Rethinking Using Schielhauw to Break Pflug

When last I wrote about using the squinter to break Pflug I missed a very important aspect. Much like the mezzo mandritto in Giovanni dall’Agocchie’s Third Provocation from Coda Lunga Stretta, the Schielhauw should not be thrown as a beat. If you strike hard your opponent is going to use that energy to disengage, often as a thrust to the belly.

Instead you should just kiss his blade. Enough pressure to know if he tries to flee the bind, but no more. So in this case the Schielhauw (Squinter) refers to not so much the cut itself but to the position that you end in.

With this in mind, there is no requirement that the Schielhauw be used from a high guard. We successfully used it from Pflug, Alber, Wechsel (Changer), and Coda Longa e Distesa (long and extended tail). Pflug works the best, as it requires the least amount of movement.

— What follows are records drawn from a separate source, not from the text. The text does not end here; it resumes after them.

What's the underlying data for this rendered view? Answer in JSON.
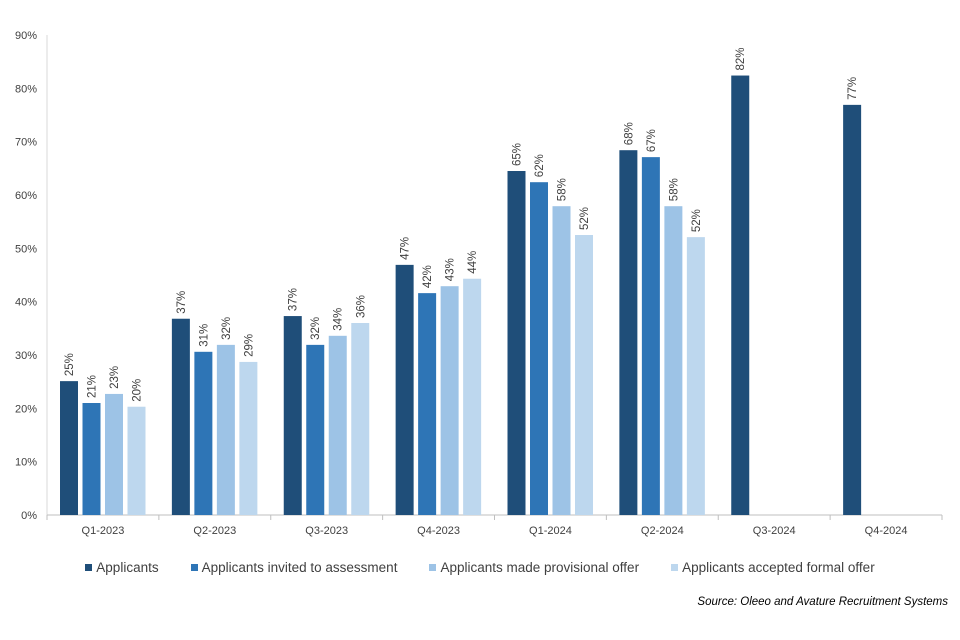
{
  "chart_data": {
    "type": "bar",
    "title": "",
    "xlabel": "",
    "ylabel": "",
    "ylim": [
      0,
      90
    ],
    "yticks": [
      "0%",
      "10%",
      "20%",
      "30%",
      "40%",
      "50%",
      "60%",
      "70%",
      "80%",
      "90%"
    ],
    "categories": [
      "Q1-2023",
      "Q2-2023",
      "Q3-2023",
      "Q4-2023",
      "Q1-2024",
      "Q2-2024",
      "Q3-2024",
      "Q4-2024"
    ],
    "series": [
      {
        "name": "Applicants",
        "color": "#1f4e79",
        "values": [
          25.1,
          36.8,
          37.3,
          46.9,
          64.5,
          68.4,
          82.4,
          76.9
        ],
        "labels": [
          "25%",
          "37%",
          "37%",
          "47%",
          "65%",
          "68%",
          "82%",
          "77%"
        ]
      },
      {
        "name": "Applicants invited to assessment",
        "color": "#2e75b6",
        "values": [
          21.0,
          30.6,
          31.9,
          41.6,
          62.4,
          67.1,
          null,
          null
        ],
        "labels": [
          "21%",
          "31%",
          "32%",
          "42%",
          "62%",
          "67%",
          null,
          null
        ]
      },
      {
        "name": "Applicants made provisional offer",
        "color": "#9dc3e6",
        "values": [
          22.7,
          31.9,
          33.6,
          42.9,
          57.9,
          57.9,
          null,
          null
        ],
        "labels": [
          "23%",
          "32%",
          "34%",
          "43%",
          "58%",
          "58%",
          null,
          null
        ]
      },
      {
        "name": "Applicants accepted formal offer",
        "color": "#bdd7ee",
        "values": [
          20.3,
          28.7,
          36.0,
          44.3,
          52.5,
          52.1,
          null,
          null
        ],
        "labels": [
          "20%",
          "29%",
          "36%",
          "44%",
          "52%",
          "52%",
          null,
          null
        ]
      }
    ],
    "legend_position": "bottom",
    "grid": false
  },
  "source": "Source:  Oleeo and Avature Recruitment  Systems"
}
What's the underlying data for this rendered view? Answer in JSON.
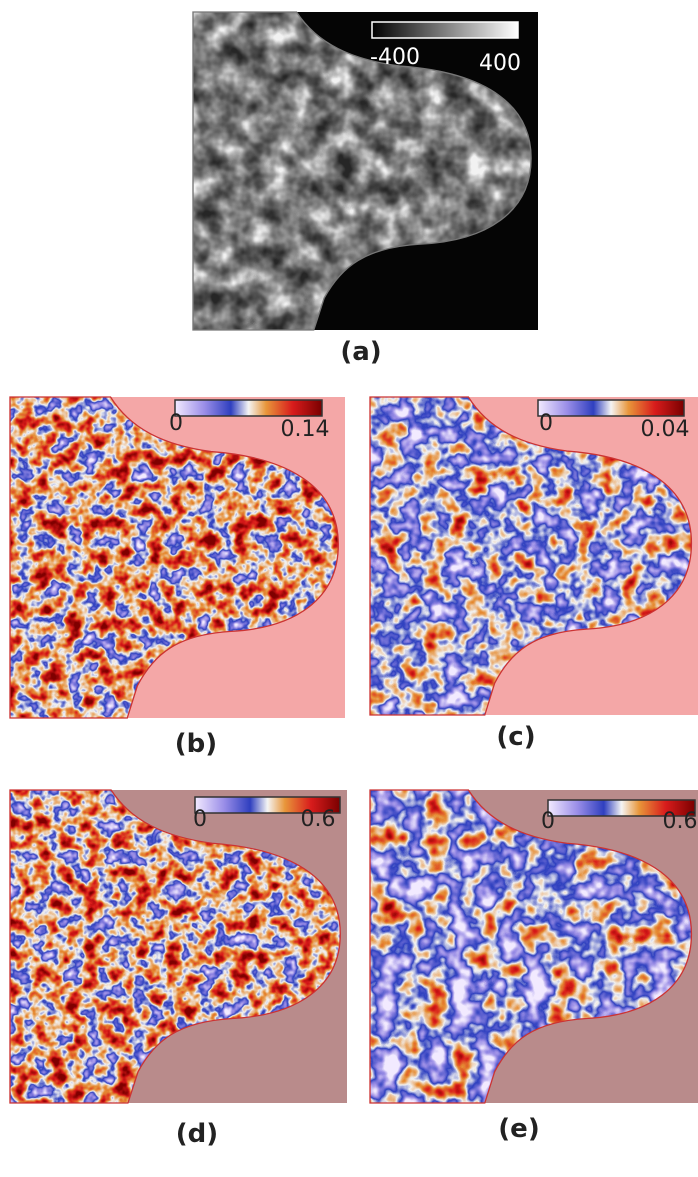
{
  "panels": [
    {
      "label": "(a)",
      "colorbar_min": "-400",
      "colorbar_max": "400"
    },
    {
      "label": "(b)",
      "colorbar_min": "0",
      "colorbar_max": "0.14"
    },
    {
      "label": "(c)",
      "colorbar_min": "0",
      "colorbar_max": "0.04"
    },
    {
      "label": "(d)",
      "colorbar_min": "0",
      "colorbar_max": "0.6"
    },
    {
      "label": "(e)",
      "colorbar_min": "0",
      "colorbar_max": "0.6"
    }
  ]
}
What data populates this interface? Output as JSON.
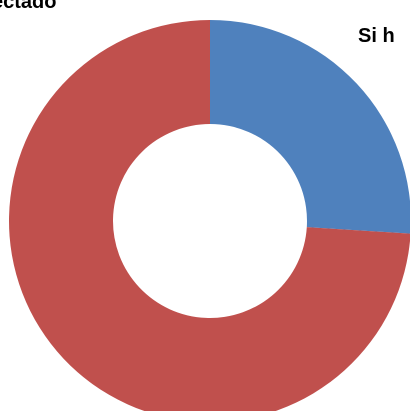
{
  "chart_data": {
    "type": "pie",
    "categories": [
      "Si h",
      "ectado"
    ],
    "values": [
      26,
      74
    ],
    "colors": [
      "#4f81bd",
      "#c0504d"
    ],
    "donut": true
  }
}
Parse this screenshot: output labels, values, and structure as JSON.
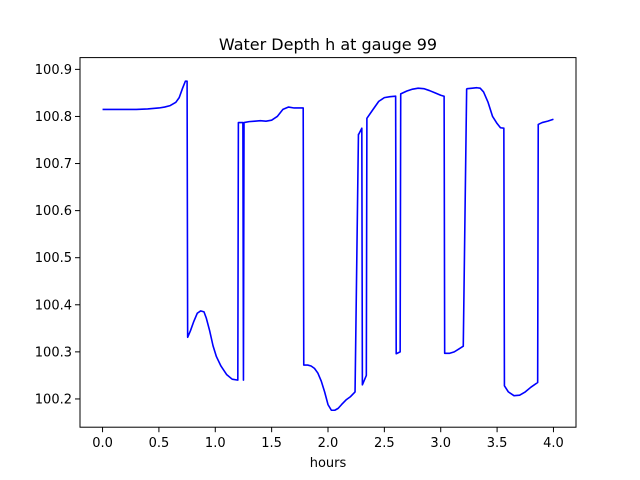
{
  "chart_data": {
    "type": "line",
    "title": "Water Depth h at gauge 99",
    "xlabel": "hours",
    "ylabel": "",
    "xlim": [
      -0.2,
      4.2
    ],
    "ylim": [
      100.14,
      100.925
    ],
    "xticks": [
      0.0,
      0.5,
      1.0,
      1.5,
      2.0,
      2.5,
      3.0,
      3.5,
      4.0
    ],
    "xtick_labels": [
      "0.0",
      "0.5",
      "1.0",
      "1.5",
      "2.0",
      "2.5",
      "3.0",
      "3.5",
      "4.0"
    ],
    "yticks": [
      100.2,
      100.3,
      100.4,
      100.5,
      100.6,
      100.7,
      100.8,
      100.9
    ],
    "ytick_labels": [
      "100.2",
      "100.3",
      "100.4",
      "100.5",
      "100.6",
      "100.7",
      "100.8",
      "100.9"
    ],
    "grid": false,
    "line_color": "#0000ff",
    "series": [
      {
        "name": "",
        "x": [
          0.0,
          0.1,
          0.2,
          0.3,
          0.4,
          0.5,
          0.55,
          0.6,
          0.65,
          0.68,
          0.71,
          0.735,
          0.75,
          0.755,
          0.78,
          0.81,
          0.84,
          0.87,
          0.9,
          0.92,
          0.95,
          0.98,
          1.01,
          1.05,
          1.1,
          1.15,
          1.2,
          1.205,
          1.245,
          1.25,
          1.255,
          1.3,
          1.35,
          1.4,
          1.45,
          1.5,
          1.55,
          1.6,
          1.65,
          1.7,
          1.75,
          1.78,
          1.785,
          1.82,
          1.85,
          1.88,
          1.91,
          1.94,
          1.97,
          2.0,
          2.03,
          2.06,
          2.09,
          2.12,
          2.16,
          2.2,
          2.24,
          2.27,
          2.272,
          2.3,
          2.305,
          2.34,
          2.345,
          2.4,
          2.45,
          2.5,
          2.55,
          2.6,
          2.605,
          2.64,
          2.645,
          2.7,
          2.75,
          2.8,
          2.85,
          2.9,
          2.95,
          3.0,
          3.03,
          3.035,
          3.08,
          3.12,
          3.16,
          3.2,
          3.23,
          3.235,
          3.28,
          3.32,
          3.35,
          3.38,
          3.42,
          3.46,
          3.5,
          3.53,
          3.56,
          3.565,
          3.6,
          3.65,
          3.7,
          3.75,
          3.8,
          3.86,
          3.865,
          3.9,
          3.95,
          4.0
        ],
        "y": [
          100.815,
          100.815,
          100.815,
          100.815,
          100.816,
          100.818,
          100.82,
          100.823,
          100.83,
          100.84,
          100.86,
          100.875,
          100.875,
          100.331,
          100.345,
          100.365,
          100.382,
          100.387,
          100.385,
          100.372,
          100.345,
          100.313,
          100.29,
          100.27,
          100.252,
          100.242,
          100.24,
          100.787,
          100.787,
          100.24,
          100.787,
          100.789,
          100.79,
          100.791,
          100.79,
          100.792,
          100.8,
          100.815,
          100.82,
          100.818,
          100.818,
          100.818,
          100.272,
          100.272,
          100.27,
          100.265,
          100.255,
          100.238,
          100.215,
          100.188,
          100.176,
          100.176,
          100.18,
          100.188,
          100.198,
          100.205,
          100.215,
          100.762,
          100.762,
          100.775,
          100.23,
          100.25,
          100.796,
          100.815,
          100.832,
          100.84,
          100.842,
          100.843,
          100.296,
          100.3,
          100.848,
          100.854,
          100.858,
          100.86,
          100.859,
          100.855,
          100.85,
          100.845,
          100.843,
          100.297,
          100.297,
          100.3,
          100.306,
          100.312,
          100.858,
          100.859,
          100.86,
          100.861,
          100.86,
          100.852,
          100.83,
          100.8,
          100.785,
          100.776,
          100.775,
          100.228,
          100.215,
          100.207,
          100.208,
          100.215,
          100.225,
          100.235,
          100.783,
          100.787,
          100.79,
          100.794
        ]
      }
    ]
  }
}
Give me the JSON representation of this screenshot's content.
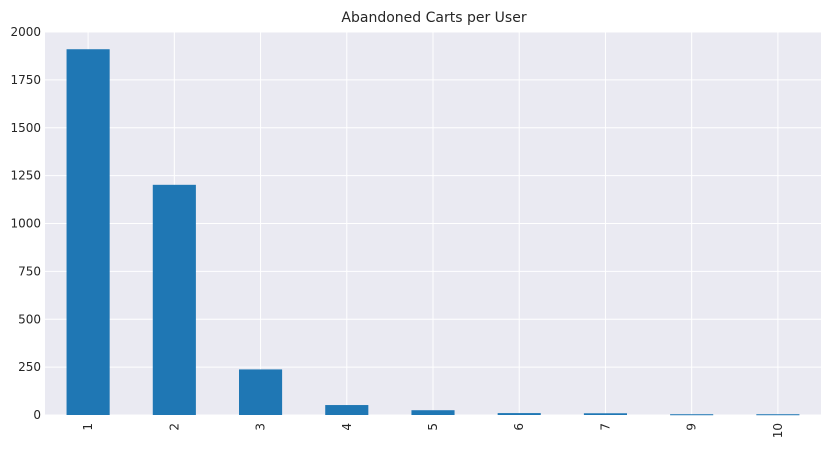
{
  "chart_data": {
    "type": "bar",
    "title": "Abandoned Carts per User",
    "xlabel": "",
    "ylabel": "",
    "categories": [
      "1",
      "2",
      "3",
      "4",
      "5",
      "6",
      "7",
      "9",
      "10"
    ],
    "values": [
      1910,
      1202,
      238,
      52,
      25,
      10,
      9,
      4,
      4
    ],
    "ylim": [
      0,
      2000
    ],
    "yticks": [
      "0",
      "250",
      "500",
      "750",
      "1000",
      "1250",
      "1500",
      "1750",
      "2000"
    ],
    "ytick_values": [
      0,
      250,
      500,
      750,
      1000,
      1250,
      1500,
      1750,
      2000
    ],
    "grid": true,
    "legend": "none",
    "colors": {
      "bar": "#1f77b4",
      "plot_background": "#eaeaf2",
      "grid": "#ffffff",
      "text": "#262626"
    }
  }
}
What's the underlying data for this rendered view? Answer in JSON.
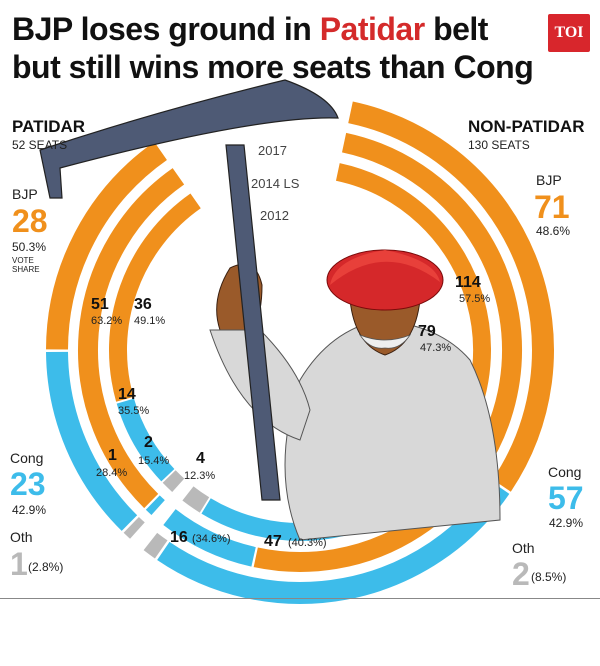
{
  "headline": {
    "line1_a": "BJP loses ground in ",
    "line1_hl": "Patidar",
    "line1_b": " belt",
    "line2": "but still wins more seats than Cong"
  },
  "logo": "TOI",
  "colors": {
    "bjp": "#f0901c",
    "cong": "#3dbcea",
    "others": "#b9b9b9",
    "highlight": "#d42a2a"
  },
  "rings": {
    "r2017": "2017",
    "r2014": "2014 LS",
    "r2012": "2012"
  },
  "patidar": {
    "title": "PATIDAR",
    "seats": "52 SEATS",
    "bjp_label": "BJP",
    "bjp_seats": "28",
    "bjp_share": "50.3%",
    "vote_share_1": "VOTE",
    "vote_share_2": "SHARE",
    "cong_label": "Cong",
    "cong_seats": "23",
    "cong_share": "42.9%",
    "oth_label": "Oth",
    "oth_seats": "1",
    "oth_share": "(2.8%)",
    "ls2014_bjp": "51",
    "ls2014_bjp_share": "63.2%",
    "ls2014_cong": "1",
    "ls2014_cong_share": "28.4%",
    "y2012_bjp": "36",
    "y2012_bjp_share": "49.1%",
    "y2012_cong": "14",
    "y2012_cong_share": "35.5%",
    "y2012_oth": "2",
    "y2012_oth_share": "15.4%"
  },
  "nonpatidar": {
    "title": "NON-PATIDAR",
    "seats": "130 SEATS",
    "bjp_label": "BJP",
    "bjp_seats": "71",
    "bjp_share": "48.6%",
    "cong_label": "Cong",
    "cong_seats": "57",
    "cong_share": "42.9%",
    "oth_label": "Oth",
    "oth_seats": "2",
    "oth_share": "(8.5%)",
    "ls2014_bjp": "114",
    "ls2014_bjp_share": "57.5%",
    "ls2014_cong": "16",
    "ls2014_cong_share": "(34.6%)",
    "y2012_bjp": "79",
    "y2012_bjp_share": "47.3%",
    "y2012_cong": "47",
    "y2012_cong_share": "(40.3%)",
    "y2012_oth": "4",
    "y2012_oth_share": "12.3%"
  },
  "chart_data": {
    "type": "pie",
    "title": "BJP loses ground in Patidar belt but still wins more seats than Cong",
    "series": [
      {
        "name": "PATIDAR 2017",
        "values": {
          "BJP": 28,
          "Cong": 23,
          "Oth": 1
        },
        "vote_share": {
          "BJP": 50.3,
          "Cong": 42.9,
          "Oth": 2.8
        }
      },
      {
        "name": "PATIDAR 2014 LS",
        "values": {
          "BJP": 51,
          "Cong": 1
        },
        "vote_share": {
          "BJP": 63.2,
          "Cong": 28.4
        }
      },
      {
        "name": "PATIDAR 2012",
        "values": {
          "BJP": 36,
          "Cong": 14,
          "Oth": 2
        },
        "vote_share": {
          "BJP": 49.1,
          "Cong": 35.5,
          "Oth": 15.4
        }
      },
      {
        "name": "NON-PATIDAR 2017",
        "values": {
          "BJP": 71,
          "Cong": 57,
          "Oth": 2
        },
        "vote_share": {
          "BJP": 48.6,
          "Cong": 42.9,
          "Oth": 8.5
        }
      },
      {
        "name": "NON-PATIDAR 2014 LS",
        "values": {
          "BJP": 114,
          "Cong": 16
        },
        "vote_share": {
          "BJP": 57.5,
          "Cong": 34.6
        }
      },
      {
        "name": "NON-PATIDAR 2012",
        "values": {
          "BJP": 79,
          "Cong": 47,
          "Oth": 4
        },
        "vote_share": {
          "BJP": 47.3,
          "Cong": 40.3,
          "Oth": 12.3
        }
      }
    ]
  }
}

We also found that taking a step while moving into the Schielhauw position isn’t necessary and may even be counter-productive. Just a quick reversing of the arms is all that is needed.

Immediately after hanging with the Schielhauw over your opponent’s sword, thrust while winding the long edge against their blade. Make sure you thrust correctly. That means extend your arms first, then lean, and finally add the foot if needed.

If you thrust by stepping before you extend you may still land, but you are prone to being hit at the same time. You also may just plain miss, as your accuracy will be impaired.